At the outset, we encourage the adoption of the Privacy Commissioner's recommendation for a public policy override to the act's confidentiality obligations. This would allow important information regarding anticipated privacy activities to enter the public record in a timely manner.
Second, the Privacy Act should be amended to include statistical reporting obligations attached to various electronic surveillance powers in the Criminal Code. As Mr. Rubin mentioned, statistical reporting obligations were once a hallmark of electronic surveillance regimes and are attached to certain electronic surveillance activities, such as wiretapping, but these activities have largely been superseded by other electronic surveillance activities that have no comparable statistical reporting obligations attached to them.
One investigation conducted by the Privacy Commissioner's office recently found that law enforcement agencies themselves did not have a clear picture of the scope of their own practices in relation to the collection of subscriber information from telecommunication companies. Understanding the nature and scope of state surveillance practices is all the more important in light of the tendency for rapid change in practices in this sphere. Imposing a statistical reporting obligation in the Privacy Act that applies across the spectrum of electronic surveillance powers would therefore provide an important transparency mechanism.

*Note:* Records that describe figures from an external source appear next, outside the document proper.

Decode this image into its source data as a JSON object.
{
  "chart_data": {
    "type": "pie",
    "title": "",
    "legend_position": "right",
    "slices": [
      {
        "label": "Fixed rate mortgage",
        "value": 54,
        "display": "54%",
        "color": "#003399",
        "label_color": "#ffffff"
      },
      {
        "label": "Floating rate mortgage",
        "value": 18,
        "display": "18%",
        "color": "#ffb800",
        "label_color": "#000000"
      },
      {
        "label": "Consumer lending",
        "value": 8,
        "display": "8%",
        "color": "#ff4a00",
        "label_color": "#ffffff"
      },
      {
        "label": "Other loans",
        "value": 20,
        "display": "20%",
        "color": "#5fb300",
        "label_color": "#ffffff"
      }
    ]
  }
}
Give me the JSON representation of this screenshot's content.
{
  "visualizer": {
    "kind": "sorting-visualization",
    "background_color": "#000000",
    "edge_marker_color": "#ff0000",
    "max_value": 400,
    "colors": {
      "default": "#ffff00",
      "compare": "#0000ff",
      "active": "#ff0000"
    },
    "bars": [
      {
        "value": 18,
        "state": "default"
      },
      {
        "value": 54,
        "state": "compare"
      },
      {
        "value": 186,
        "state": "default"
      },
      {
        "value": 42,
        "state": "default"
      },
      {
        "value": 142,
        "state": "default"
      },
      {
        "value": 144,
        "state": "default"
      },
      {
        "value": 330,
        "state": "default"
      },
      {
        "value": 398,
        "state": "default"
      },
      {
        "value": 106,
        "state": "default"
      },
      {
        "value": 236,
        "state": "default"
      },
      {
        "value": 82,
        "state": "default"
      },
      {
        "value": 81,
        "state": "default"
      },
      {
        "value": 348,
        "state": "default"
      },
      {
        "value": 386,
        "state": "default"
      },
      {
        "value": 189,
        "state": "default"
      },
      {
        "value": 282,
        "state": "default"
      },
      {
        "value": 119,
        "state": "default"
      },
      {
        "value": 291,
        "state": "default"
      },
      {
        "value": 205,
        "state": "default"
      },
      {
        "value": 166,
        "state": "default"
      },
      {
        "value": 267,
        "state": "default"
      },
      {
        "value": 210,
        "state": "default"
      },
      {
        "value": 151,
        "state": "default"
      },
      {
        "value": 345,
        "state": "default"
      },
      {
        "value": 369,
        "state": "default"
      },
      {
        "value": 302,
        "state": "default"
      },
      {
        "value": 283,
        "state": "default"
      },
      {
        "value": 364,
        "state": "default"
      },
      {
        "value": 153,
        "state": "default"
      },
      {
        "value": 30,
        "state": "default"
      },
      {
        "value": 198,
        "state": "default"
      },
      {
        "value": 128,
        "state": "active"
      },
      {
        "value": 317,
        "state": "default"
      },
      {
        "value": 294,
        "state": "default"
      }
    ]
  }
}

Finally, the adoption of a general obligation on state agencies to explain their data practices would greatly enhance transparency. While the act currently obligates government agencies to explain to individuals the purposes for which their personal information is collected and used, it lacks a general obligation to explain agency practices.
One modelled on PIPEDA's openness principle would be beneficial. If this concept is adopted, it should address the challenges raised by algorithmic non-transparency, which would entail an obligation to explain the logic of any automated decision-making mechanisms adopted by the state.

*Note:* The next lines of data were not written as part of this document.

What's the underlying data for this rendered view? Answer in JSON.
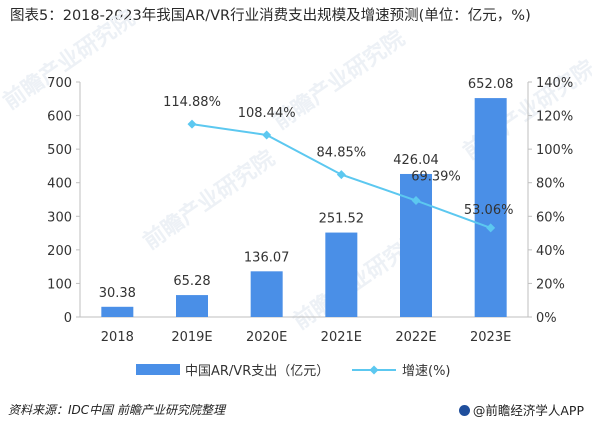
{
  "title": "图表5：2018-2023年我国AR/VR行业消费支出规模及增速预测(单位：亿元，%)",
  "source": "资料来源：IDC中国 前瞻产业研究院整理",
  "brand": "@前瞻经济学人APP",
  "watermark": "前瞻产业研究院",
  "colors": {
    "bar": "#4a8fe7",
    "line": "#5cc8f0",
    "axis": "#bfbfbf",
    "text": "#333333"
  },
  "chart_data": {
    "type": "bar",
    "categories": [
      "2018",
      "2019E",
      "2020E",
      "2021E",
      "2022E",
      "2023E"
    ],
    "series": [
      {
        "name": "中国AR/VR支出（亿元）",
        "type": "bar",
        "axis": "left",
        "values": [
          30.38,
          65.28,
          136.07,
          251.52,
          426.04,
          652.08
        ],
        "labels": [
          "30.38",
          "65.28",
          "136.07",
          "251.52",
          "426.04",
          "652.08"
        ]
      },
      {
        "name": "增速(%)",
        "type": "line",
        "axis": "right",
        "values": [
          null,
          114.88,
          108.44,
          84.85,
          69.39,
          53.06
        ],
        "labels": [
          "",
          "114.88%",
          "108.44%",
          "84.85%",
          "69.39%",
          "53.06%"
        ]
      }
    ],
    "ylim_left": [
      0,
      700
    ],
    "yticks_left": [
      "0",
      "100",
      "200",
      "300",
      "400",
      "500",
      "600",
      "700"
    ],
    "ylim_right": [
      0,
      140
    ],
    "yticks_right": [
      "0%",
      "20%",
      "40%",
      "60%",
      "80%",
      "100%",
      "120%",
      "140%"
    ],
    "grid": false,
    "legend": "bottom"
  }
}
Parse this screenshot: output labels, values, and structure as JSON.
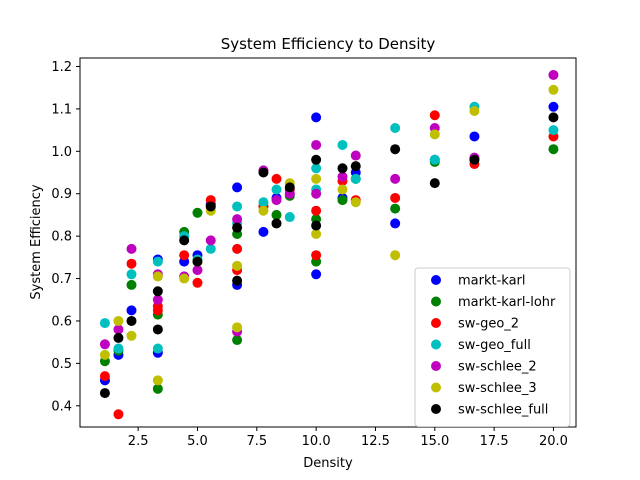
{
  "chart_data": {
    "type": "scatter",
    "title": "System Efficiency to Density",
    "xlabel": "Density",
    "ylabel": "System Efficiency",
    "xlim": [
      0.05,
      20.95
    ],
    "ylim": [
      0.35,
      1.22
    ],
    "xticks": [
      2.5,
      5.0,
      7.5,
      10.0,
      12.5,
      15.0,
      17.5,
      20.0
    ],
    "xtick_labels": [
      "2.5",
      "5.0",
      "7.5",
      "10.0",
      "12.5",
      "15.0",
      "17.5",
      "20.0"
    ],
    "yticks": [
      0.4,
      0.5,
      0.6,
      0.7,
      0.8,
      0.9,
      1.0,
      1.1,
      1.2
    ],
    "ytick_labels": [
      "0.4",
      "0.5",
      "0.6",
      "0.7",
      "0.8",
      "0.9",
      "1.0",
      "1.1",
      "1.2"
    ],
    "grid": false,
    "legend_position": "lower right",
    "series": [
      {
        "name": "markt-karl",
        "color": "#0000ff",
        "points": [
          [
            1.1,
            0.46
          ],
          [
            1.67,
            0.52
          ],
          [
            2.22,
            0.625
          ],
          [
            3.33,
            0.525
          ],
          [
            3.33,
            0.745
          ],
          [
            4.44,
            0.74
          ],
          [
            5.0,
            0.755
          ],
          [
            5.56,
            0.875
          ],
          [
            6.67,
            0.915
          ],
          [
            6.67,
            0.685
          ],
          [
            7.78,
            0.81
          ],
          [
            8.33,
            0.89
          ],
          [
            8.89,
            0.9
          ],
          [
            10.0,
            1.08
          ],
          [
            10.0,
            0.71
          ],
          [
            11.11,
            0.89
          ],
          [
            11.67,
            0.95
          ],
          [
            13.33,
            0.83
          ],
          [
            15.0,
            0.98
          ],
          [
            16.67,
            1.035
          ],
          [
            20.0,
            1.105
          ]
        ]
      },
      {
        "name": "markt-karl-lohr",
        "color": "#008000",
        "points": [
          [
            1.1,
            0.505
          ],
          [
            1.67,
            0.53
          ],
          [
            2.22,
            0.685
          ],
          [
            3.33,
            0.44
          ],
          [
            3.33,
            0.615
          ],
          [
            4.44,
            0.81
          ],
          [
            5.0,
            0.855
          ],
          [
            5.56,
            0.87
          ],
          [
            6.67,
            0.555
          ],
          [
            6.67,
            0.805
          ],
          [
            7.78,
            0.87
          ],
          [
            8.33,
            0.85
          ],
          [
            8.89,
            0.895
          ],
          [
            10.0,
            0.84
          ],
          [
            10.0,
            0.74
          ],
          [
            11.11,
            0.885
          ],
          [
            11.67,
            0.935
          ],
          [
            13.33,
            0.865
          ],
          [
            15.0,
            0.975
          ],
          [
            16.67,
            0.98
          ],
          [
            20.0,
            1.005
          ]
        ]
      },
      {
        "name": "sw-geo_2",
        "color": "#ff0000",
        "points": [
          [
            1.1,
            0.47
          ],
          [
            1.67,
            0.38
          ],
          [
            2.22,
            0.735
          ],
          [
            3.33,
            0.625
          ],
          [
            3.33,
            0.635
          ],
          [
            4.44,
            0.755
          ],
          [
            5.0,
            0.69
          ],
          [
            5.56,
            0.885
          ],
          [
            6.67,
            0.77
          ],
          [
            6.67,
            0.72
          ],
          [
            7.78,
            0.87
          ],
          [
            8.33,
            0.935
          ],
          [
            8.89,
            0.91
          ],
          [
            10.0,
            0.86
          ],
          [
            10.0,
            0.755
          ],
          [
            11.11,
            0.93
          ],
          [
            11.67,
            0.885
          ],
          [
            13.33,
            0.89
          ],
          [
            15.0,
            1.085
          ],
          [
            16.67,
            0.97
          ],
          [
            20.0,
            1.035
          ]
        ]
      },
      {
        "name": "sw-geo_full",
        "color": "#00bfbf",
        "points": [
          [
            1.1,
            0.595
          ],
          [
            1.67,
            0.535
          ],
          [
            2.22,
            0.71
          ],
          [
            3.33,
            0.74
          ],
          [
            3.33,
            0.535
          ],
          [
            4.44,
            0.8
          ],
          [
            5.0,
            0.745
          ],
          [
            5.56,
            0.77
          ],
          [
            6.67,
            0.87
          ],
          [
            6.67,
            0.83
          ],
          [
            7.78,
            0.88
          ],
          [
            8.33,
            0.91
          ],
          [
            8.89,
            0.845
          ],
          [
            10.0,
            0.91
          ],
          [
            10.0,
            0.96
          ],
          [
            11.11,
            1.015
          ],
          [
            11.67,
            0.935
          ],
          [
            13.33,
            1.055
          ],
          [
            15.0,
            0.98
          ],
          [
            16.67,
            1.105
          ],
          [
            20.0,
            1.05
          ]
        ]
      },
      {
        "name": "sw-schlee_2",
        "color": "#bf00bf",
        "points": [
          [
            1.1,
            0.545
          ],
          [
            1.67,
            0.58
          ],
          [
            2.22,
            0.77
          ],
          [
            3.33,
            0.65
          ],
          [
            3.33,
            0.71
          ],
          [
            4.44,
            0.705
          ],
          [
            5.0,
            0.72
          ],
          [
            5.56,
            0.79
          ],
          [
            6.67,
            0.84
          ],
          [
            6.67,
            0.575
          ],
          [
            7.78,
            0.955
          ],
          [
            8.33,
            0.885
          ],
          [
            8.89,
            0.9
          ],
          [
            10.0,
            1.015
          ],
          [
            10.0,
            0.9
          ],
          [
            11.11,
            0.94
          ],
          [
            11.67,
            0.99
          ],
          [
            13.33,
            0.935
          ],
          [
            15.0,
            1.055
          ],
          [
            16.67,
            0.985
          ],
          [
            20.0,
            1.18
          ]
        ]
      },
      {
        "name": "sw-schlee_3",
        "color": "#bfbf00",
        "points": [
          [
            1.1,
            0.52
          ],
          [
            1.67,
            0.6
          ],
          [
            2.22,
            0.565
          ],
          [
            3.33,
            0.46
          ],
          [
            3.33,
            0.705
          ],
          [
            4.44,
            0.7
          ],
          [
            5.0,
            0.74
          ],
          [
            5.56,
            0.86
          ],
          [
            6.67,
            0.73
          ],
          [
            6.67,
            0.585
          ],
          [
            7.78,
            0.86
          ],
          [
            8.33,
            0.83
          ],
          [
            8.89,
            0.925
          ],
          [
            10.0,
            0.805
          ],
          [
            10.0,
            0.935
          ],
          [
            11.11,
            0.91
          ],
          [
            11.67,
            0.88
          ],
          [
            13.33,
            0.755
          ],
          [
            15.0,
            1.04
          ],
          [
            16.67,
            1.095
          ],
          [
            20.0,
            1.145
          ]
        ]
      },
      {
        "name": "sw-schlee_full",
        "color": "#000000",
        "points": [
          [
            1.1,
            0.43
          ],
          [
            1.67,
            0.56
          ],
          [
            2.22,
            0.6
          ],
          [
            3.33,
            0.67
          ],
          [
            3.33,
            0.58
          ],
          [
            4.44,
            0.79
          ],
          [
            5.0,
            0.74
          ],
          [
            5.56,
            0.87
          ],
          [
            6.67,
            0.82
          ],
          [
            6.67,
            0.695
          ],
          [
            7.78,
            0.95
          ],
          [
            8.33,
            0.83
          ],
          [
            8.89,
            0.915
          ],
          [
            10.0,
            0.98
          ],
          [
            10.0,
            0.825
          ],
          [
            11.11,
            0.96
          ],
          [
            11.67,
            0.965
          ],
          [
            13.33,
            1.005
          ],
          [
            15.0,
            0.925
          ],
          [
            16.67,
            0.98
          ],
          [
            20.0,
            1.08
          ]
        ]
      }
    ]
  }
}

We have some suggestions on accountability and compliance measures that I will submit in writing and you folks can review at a later time.
I did want to very quickly touch on a couple of recommendations we have that address very specific technological developments that have led to gaps in the Privacy Act.

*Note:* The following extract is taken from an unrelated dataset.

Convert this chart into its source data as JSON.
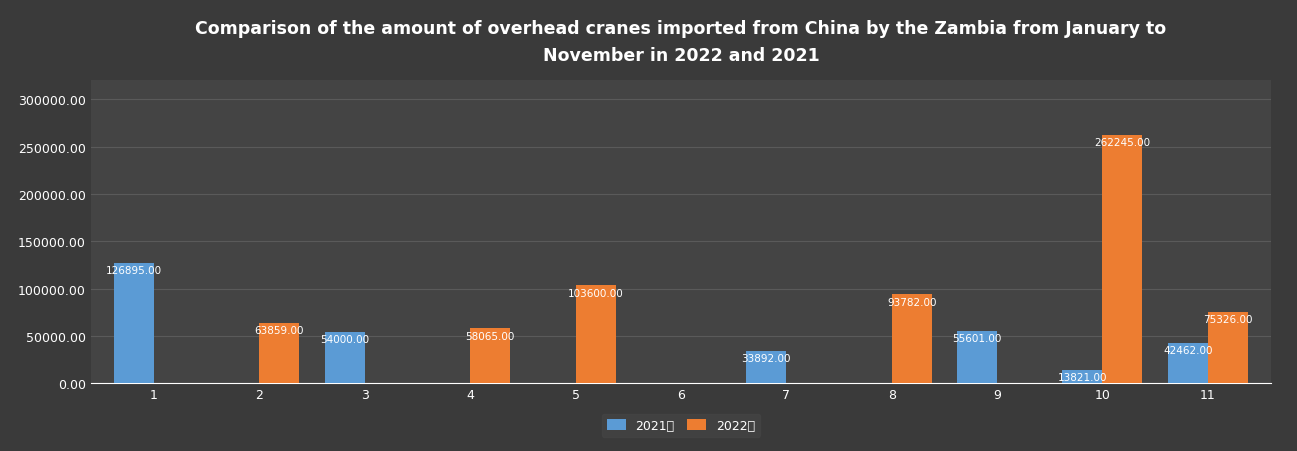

We would recommend updating the definition of “personal information” so that it is aligned with the comparable definition under PIPEDA. The current definition only applies to personal information that is recorded, whereas many modern data collection and use practices never actively record any personal information, but can still have a very salient privacy impact.
In addition, we would endorse the Privacy Commissioner of Canada's recommendation to adopt an explicit obligation to adopt reasonable technological safeguards, as well as individual breach notification obligations.
Finally, and very briefly, we would also endorse the Privacy Commissioner's recommendation to formalize the privacy impact assessment requirement, as well as recommend an avenue for facilitating public input into the process so that discussions of privacy-invasive programs can occur with public input at the formative stages.
Thank you. Those are my comments for today.